Die Sprache ist mehrdeutig, nennen wir sie doch zweihäutig –

    Sieht das sonst niemand auf den ersten Blick?

Der Strauchdieb und das Partygirl

    Eine moralische Fabel

Ein wilder, wüster Strauchdieb – selbst Komplizen wurde bang –,

    Beängstigend für einfach jedermann,

Der musterte frohlockend eines Tages seinen Fang,

    Wie so ein Strauchdieb das ja echt gut kann.

’ne Perlenkette, ein, zwei Uhren, Scheinbündel, ein Ring

    Und Taschenbücher – sieben oder acht –,

Ein Krönchen mit Smaragden – wirklich hübsch, das schmucke Ding!

    Der Tag, nee echt jetzt, hatte was gebracht.

Ein pralles, dralles Partygirl, das trippelte vorbei,

    Ihr arglos blauer Blick zog ihn in Bann;

Sie summte einen Schlager – in Paris der letzte Schrei –,

    Wie so ein Partygirl das echt gut kann.

Der wilde, wüste Strauchdieb war gleich voller Zuversicht,

    Sie würde sein Triumph, des Tags Dessert;

»Ein Partygirl beraube ich im Allgemeinen nicht,

    Doch heut: Geld oder Leben!«, sagte er.

Das pralle, dralle Partygirl war bang und außer sich,

    Mit Angst im Blick sah sie ihn lange an.

Auf seinen starken Arm legt’ sie ihr Händchen flehentlich,

    Wie so ein Partygirl das echt gut kann.

Sie bat den Strauchdieb eindringlich, in Zukunft gut zu sein,

    Nur Tugend brächte ihn ins Paradies,

Bis er die Waffe senkte, frisch bekehrt schwor Stein und Bein

    Und sie in Frieden weiterziehen ließ.

Der wilde, wüste Strauchdieb kannte keinen Wankelmut,

    »Jetzt werde ich«, rief er, »ein Ehrenmann.

Der Wohlfahrt will ich spenden mein gesamtes Diebesgut« –

    Wie so ein Strauchdieb das ja echt gut kann.

Doch als er seine Beute sucht’ für Menschen, die in Not –

    Schmuck, Bücher und der Ketten Klingeling –,

Da merkte er, das Partygirl, potz Blitz und sapperlot,

    Das stahl ihm alles, selbst den kleinen Ring!

Die Dame hinter mir

Ich weiß nicht, wie sie aussieht, denn ich hab sie nie gesehn;

    Ich weiß nicht, ob sie blond ist, ob brünett;

Ich weiß nicht, ist sie jung, alt, reich, arm, hässlich oder schön –

    Doch wo ich hinkomm, sitzt sie im Parkett;

Ich weiß nicht, wo sie herkommt, und auch nicht, wohin sie will;

    Weiß nicht, warum das Los mich straft mit ihr.

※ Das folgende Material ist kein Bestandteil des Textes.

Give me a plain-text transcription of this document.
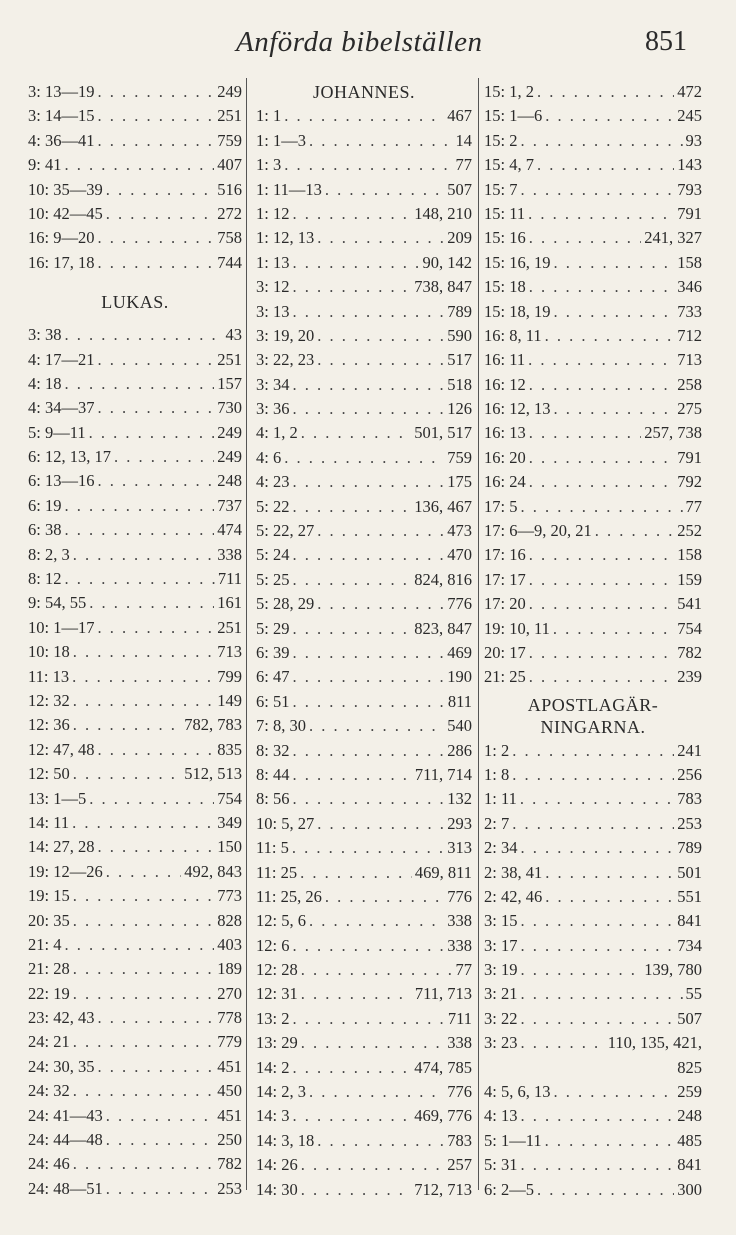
Anförda bibelställen	851
3: 13—19 . . .	249
3: 14—15 . . .	251
4: 36—41 . . .	759
9: 41 . . .	407
10: 35—39 . . .	516
10: 42—45 . . .	272
16: 9—20 . . .	758
16: 17, 18 . . .	744
LUKAS.
3: 38 . . .	43
4: 17—21 . . .	251
4: 18 . . .	157
4: 34—37 . . .	730
5: 9—11 . . .	249
6: 12, 13, 17 . . .	249
6: 13—16 . . .	248
6: 19 . . .	737
6: 38 . . .	474
8: 2, 3 . . .	338
8: 12 . . .	711
9: 54, 55 . . .	161
10: 1—17 . . .	251
10: 18 . . .	713
11: 13 . . .	799
12: 32 . . .	149
12: 36 . . .	782, 783
12: 47, 48 . . .	835
12: 50 . . .	512, 513
13: 1—5 . . .	754
14: 11 . . .	349
14: 27, 28 . . .	150
19: 12—26 . . .	492, 843
19: 15 . . .	773
20: 35 . . .	828
21: 4 . . .	403
21: 28 . . .	189
22: 19 . . .	270
23: 42, 43 . . .	778
24: 21 . . .	779
24: 30, 35 . . .	451
24: 32 . . .	450
24: 41—43 . . .	451
24: 44—48 . . .	250
24: 46 . . .	782
24: 48—51 . . .	253
JOHANNES.
1: 1 . . .	467
1: 1—3 . . .	14
1: 3 . . .	77
1: 11—13 . . .	507
1: 12 . . .	148, 210
1: 12, 13 . . .	209
1: 13 . . .	90, 142
3: 12 . . .	738, 847
3: 13 . . .	789
3: 19, 20 . . .	590
3: 22, 23 . . .	517
3: 34 . . .	518
3: 36 . . .	126
4: 1, 2 . . .	501, 517
4: 6 . . .	759
4: 23 . . .	175
5: 22 . . .	136, 467
5: 22, 27 . . .	473
5: 24 . . .	470
5: 25 . . .	824, 816
5: 28, 29 . . .	776
5: 29 . . .	823, 847
6: 39 . . .	469
6: 47 . . .	190
6: 51 . . .	811
7: 8, 30 . . .	540
8: 32 . . .	286
8: 44 . . .	711, 714
8: 56 . . .	132
10: 5, 27 . . .	293
11: 5 . . .	313
11: 25 . . .	469, 811
11: 25, 26 . . .	776
12: 5, 6 . . .	338
12: 6 . . .	338
12: 28 . . .	77
12: 31 . . .	711, 713
13: 2 . . .	711
13: 29 . . .	338
14: 2 . . .	474, 785
14: 2, 3 . . .	776
14: 3 . . .	469, 776
14: 3, 18 . . .	783
14: 26 . . .	257
14: 30 . . .	712, 713
15: 1, 2 . . .	472
15: 1—6 . . .	245
15: 2 . . .	93
15: 4, 7 . . .	143
15: 7 . . .	793
15: 11 . . .	791
15: 16 . . .	241, 327
15: 16, 19 . . .	158
15: 18 . . .	346
15: 18, 19 . . .	733
16: 8, 11 . . .	712
16: 11 . . .	713
16: 12 . . .	258
16: 12, 13 . . .	275
16: 13 . . .	257, 738
16: 20 . . .	791
16: 24 . . .	792
17: 5 . . .	77
17: 6—9, 20, 21 . . .	252
17: 16 . . .	158
17: 17 . . .	159
17: 20 . . .	541
19: 10, 11 . . .	754
20: 17 . . .	782
21: 25 . . .	239
APOSTLAGÄR-
NINGARNA.
1: 2 . . .	241
1: 8 . . .	256
1: 11 . . .	783
2: 7 . . .	253
2: 34 . . .	789
2: 38, 41 . . .	501
2: 42, 46 . . .	551
3: 15 . . .	841
3: 17 . . .	734
3: 19 . . .	139, 780
3: 21 . . .	55
3: 22 . . .	507
3: 23 . . .	110, 135, 421,
825
4: 5, 6, 13 . . .	259
4: 13 . . .	248
5: 1—11 . . .	485
5: 31 . . .	841
6: 2—5 . . .	300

Es gibt so viele Menschen, und ich frag mich langsam schrill:

    Warum sitzt sie bloß immer hinter mir?

Sie ist bereit, beginnt von einem Stück der erste Akt –

    Unweigerlich kennt sie’s seit eh und je,

Wie’s weitergeht, erzählt sie drum ergötzlich und exakt –

    Für mich ist alle Spannung dann passé.

»Pass auf, jetzt kommt ihr Mann rein, hab ich’s dir nicht gleich gesagt?

    Erst glaubt man, er erschießt sie, aber nee.

Am Schluss geht sie zurück zu ihm, tut lammfromm und verzagt« –

    Perfekt beherrscht die Dame ihr Metier.

Auch in die Oper folgt sie mir durchweg auf Schritt und Tritt,

    Doch dort hat sie ein anderes Motiv –

Die gut bekannten Arien summt sie pflichtschuldig mit

    Und liegt bei jedem Ton ein bisschen schief.

Steigt der Sopran in Höhen, die sie selbst nicht mehr erreicht,

    Stößt sie ins tiefste Loch mich, das es gibt.

Bevor am End ich glücklich werd, vertreibt sie sich die Zeit,

    Indem sie breit blökt, wer in wen verliebt.

Auch wenn ich mal ins Kino geh, lässt sie mich nicht in Ruh

    Und kennt den Film natürlich detailliert.

Verlass ist drauf, gleich hinter mich setzt sich die dumme Kuh

    Und gibt rasch alles preis, was noch passiert.

Fällt unser Held vom Dach, wie so ein Filmheld das halt macht,

    Und sprengt ein Schurke Brücken bloß aus Spaß,

Dann killt sie meinen Thrill, wobei das Herz im Leib ihr lacht,

    Indem sie alle Tricks erklärt, das Aas.

Ich weiß nicht, ob sie Witwe ist, ob Mädchen oder Frau;

    Ich hab von ihrem Anhang nie gehört;

Ich weiß nicht, wer befahl, dass sie die Lebenslust mir klau,

    Ich weiß auch nicht, was sie bloß an mir stört.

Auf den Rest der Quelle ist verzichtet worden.